Fugitive parce que reineJe ne sais pas pourquoi j’ai choisi ce roman, sûrement parce que je l’ai beaucoup vu sur les réseaux sociaux, certainement parce que je trouve le titre splendide et énigmatique. Les premières sont décevantes… j’ai eu du mal à entrer dans l’histoire, à en saisir le sens, la fameuse intention de l’auteure me venait pas à moi. Et puis au fil des pages, petit à petit je me suis laissée embarquer, tout doucement et presque sans que je m’en rende compte pour finir par avoir une gorge serrée d’émotions à la dernière ligne.

Violaine Huisman raconte son enfance mais surtout dresse le portrait de sa mère, une mère maniaco-dépressive, une mère plein de fêlures et de défaillance cependant elle est une mère aimante et c’est ce que retient la narratrice.

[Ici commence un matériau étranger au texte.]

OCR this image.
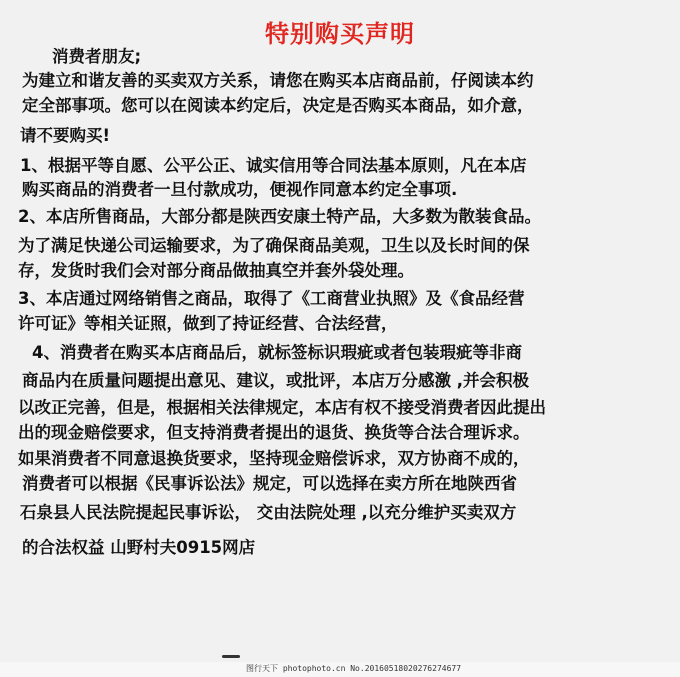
特别购买声明
消费者朋友;
为建立和谐友善的买卖双方关系，请您在购买本店商品前，仔阅读本约
定全部事项。您可以在阅读本约定后，决定是否购买本商品，如介意，
请不要购买!
1、根据平等自愿、公平公正、诚实信用等合同法基本原则，凡在本店
购买商品的消费者一旦付款成功，便视作同意本约定全事项.
2、本店所售商品，大部分都是陕西安康土特产品，大多数为散装食品。
为了满足快递公司运输要求，为了确保商品美观，卫生以及长时间的保
存，发货时我们会对部分商品做抽真空并套外袋处理。
3、本店通过网络销售之商品，取得了《工商营业执照》及《食品经营
许可证》等相关证照，做到了持证经营、合法经营，
4、消费者在购买本店商品后，就标签标识瑕疵或者包装瑕疵等非商
商品内在质量问题提出意见、建议，或批评，本店万分感激 ,并会积极
以改正完善，但是，根据相关法律规定，本店有权不接受消费者因此提出
出的现金赔偿要求，但支持消费者提出的退货、换货等合法合理诉求。
如果消费者不同意退换货要求，坚持现金赔偿诉求，双方协商不成的，
消费者可以根据《民事诉讼法》规定，可以选择在卖方所在地陕西省
石泉县人民法院提起民事诉讼， 交由法院处理 ,以充分维护买卖双方
的合法权益 山野村夫0915网店
图行天下 photophoto.cn No.20160518020276274677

Une mère consciente de ses faiblesses, elle lit Dolto, pourtant elle ne peut s’empêcher d’être ce qu’elle est, passant des gifles, des cris, des pleurs aux bisous et aux déclarations, elle est instable et imprévisible. Ce roman autobiographique raconte cette relation mère-fille, une relation bien que compliquée et qu’imparfaite, qui m’empêche pas cette mère d’être une reine aux yeux de ses filles. J’ai aimé l’évocation de cette vie mouvementée, chaotique et surtout les réflexions autour de la question des classes sociales. J’ai trouvé que cela revenait très souvent. Violaine Huisman tente aussi de raconter la vie de sa mère, l’enfance meurtrie  de sa mère, elle-même auprès d’une mère cruelle et indifférente, son internement en hôpital psychiatrique où elle ne reçoit aucune visite, même pas celle de sa mère : comment se construire alors comme adulte ? Catherine s’accrochera aux hommes avec ce besoin constant et vital d’être aimée. Dans ce parcours heurté et chaotique, l’amour est omniprésent. J’ai trouvé que les dernières pages montraient parfaitement ce lien fusionnel entre cette mère et ses deux filles. Ces dernières pages sont très touchantes et très belles, une déclaration pour cette mère qui a essayé de faire du mieux qu’elle pouvait.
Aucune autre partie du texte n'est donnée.